Como se comparariam os evangélicos de hoje com os seus predecessores em matéria de "Somente a Deus seja a Glória"? Auto-estima, glória-própria, centralidade do "eu" parecem dominar a pregação, ensino e a literatura popular do mundo evangélico. Os evangélicos de hoje sabem muito pouco do grande Deus dos reformadores - um Deus que faz tudo conforme o Seu agrado, em relação aos céus e às pessoas sobre a terra e "que faz tudo conforme o conselho da Sua vontade" (Dn. 4; Ef. 1: 11). Os evangélicos hoje se prostram com temor diante de Deus pela consciência de Sua Soberania? Hoje a busca é pela emoção, prazer, pela experiência, pelo ‘suor’! Louvar ao Deus de uma experiência pessoal, de uma emoção, da ‘preferência pessoal’, contudo, é na verdade louvar um ídolo. Os reformadores levavam muito a sério a Glória de Deus, e aqueles que quiserem ser “evangélicos genuínos” também devem fazê-lo.

Muitas pessoas se perguntam por que o povo da "Reforma" parece ser “ranzinza”. Lutero, Calvino, Melanchton, Farel, Beza, Knox e Zwinglio realmente não eram ‘populares’. Não eram ‘ranzinzas’, nem amuados, mas não trocavam a verdade das Sagradas Escrituras pelos aplausos dos ouvintes, nem tampouco a Glória de Deus pela autopromoção. Ora, ninguém quer estar ao redor de pessoas ranzinzas e amuadas - e eu não gostaria de ser conhecido como uma pessoa assim. Mas precisamos encarar o fato de que estes são tempos de grande infidelidade e de excessivas ‘modernizações’ no seio da igreja. A nós foi dada uma fé rica, com Cristo no centro. Porém trocamos nossa rica dieta por um saco de pipocas e, por isso, estamos mal nutridos.
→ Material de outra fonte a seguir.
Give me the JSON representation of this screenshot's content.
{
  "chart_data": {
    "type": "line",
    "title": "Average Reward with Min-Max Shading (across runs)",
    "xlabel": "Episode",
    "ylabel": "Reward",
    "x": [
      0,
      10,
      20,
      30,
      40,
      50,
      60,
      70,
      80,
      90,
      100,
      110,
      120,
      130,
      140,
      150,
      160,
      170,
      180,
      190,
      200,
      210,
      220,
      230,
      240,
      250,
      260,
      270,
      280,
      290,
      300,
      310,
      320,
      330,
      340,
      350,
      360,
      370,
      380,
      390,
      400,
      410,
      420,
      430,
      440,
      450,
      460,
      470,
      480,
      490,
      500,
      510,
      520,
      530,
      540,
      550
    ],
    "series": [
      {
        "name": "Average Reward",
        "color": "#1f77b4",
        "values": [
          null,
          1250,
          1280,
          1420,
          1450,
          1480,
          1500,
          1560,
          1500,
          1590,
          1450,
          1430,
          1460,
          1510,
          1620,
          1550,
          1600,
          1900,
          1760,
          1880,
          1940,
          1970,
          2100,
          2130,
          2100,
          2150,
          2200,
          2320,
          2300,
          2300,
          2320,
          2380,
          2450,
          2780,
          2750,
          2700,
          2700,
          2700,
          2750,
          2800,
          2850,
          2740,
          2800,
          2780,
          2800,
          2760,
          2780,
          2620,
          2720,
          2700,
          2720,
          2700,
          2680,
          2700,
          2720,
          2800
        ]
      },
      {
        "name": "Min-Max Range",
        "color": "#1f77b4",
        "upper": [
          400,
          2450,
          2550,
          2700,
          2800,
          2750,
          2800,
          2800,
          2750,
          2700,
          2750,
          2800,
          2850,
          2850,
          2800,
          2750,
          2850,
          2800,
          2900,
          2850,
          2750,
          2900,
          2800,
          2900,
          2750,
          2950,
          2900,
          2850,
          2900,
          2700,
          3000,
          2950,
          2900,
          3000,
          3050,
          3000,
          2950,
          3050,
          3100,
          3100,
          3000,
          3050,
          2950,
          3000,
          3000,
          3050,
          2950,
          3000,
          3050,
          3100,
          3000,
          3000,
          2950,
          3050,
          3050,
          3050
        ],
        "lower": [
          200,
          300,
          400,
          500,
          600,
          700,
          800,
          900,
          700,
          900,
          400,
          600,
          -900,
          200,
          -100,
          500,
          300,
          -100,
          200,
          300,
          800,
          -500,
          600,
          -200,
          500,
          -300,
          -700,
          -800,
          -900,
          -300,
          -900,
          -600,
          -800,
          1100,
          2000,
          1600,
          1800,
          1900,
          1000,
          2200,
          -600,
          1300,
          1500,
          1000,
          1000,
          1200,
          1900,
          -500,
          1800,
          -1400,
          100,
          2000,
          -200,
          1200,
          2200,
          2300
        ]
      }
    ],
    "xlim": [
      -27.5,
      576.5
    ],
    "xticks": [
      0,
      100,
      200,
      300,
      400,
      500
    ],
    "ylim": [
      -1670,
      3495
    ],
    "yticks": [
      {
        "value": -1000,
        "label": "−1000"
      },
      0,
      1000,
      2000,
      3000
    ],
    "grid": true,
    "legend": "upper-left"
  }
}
Se nós ‘evangélicos da atualidade’ quisermos saúde espiritual, teremos que voltar para as verdades que fazem de "evangélicos" "evangélicos reformados". A Bíblia - nosso único fundamento; Cristo - nossa única esperança; Graça - nosso único evangelho; Fé - nosso único instrumento; a Glória de Deus - nosso único alvo; o Sacerdócio de todos os santos - nosso único ministério. Este evangelicalismo original ainda é –é sempre será– suficiente para fazer, mesmo de nossas menores vitórias, algo muito grande.

Rev. Ézio Martins de Lima

Traduzido e adaptado do texto do Dr.Michael Horton, professor

no Seminário Teológico Reformado, Orlando-Flórida.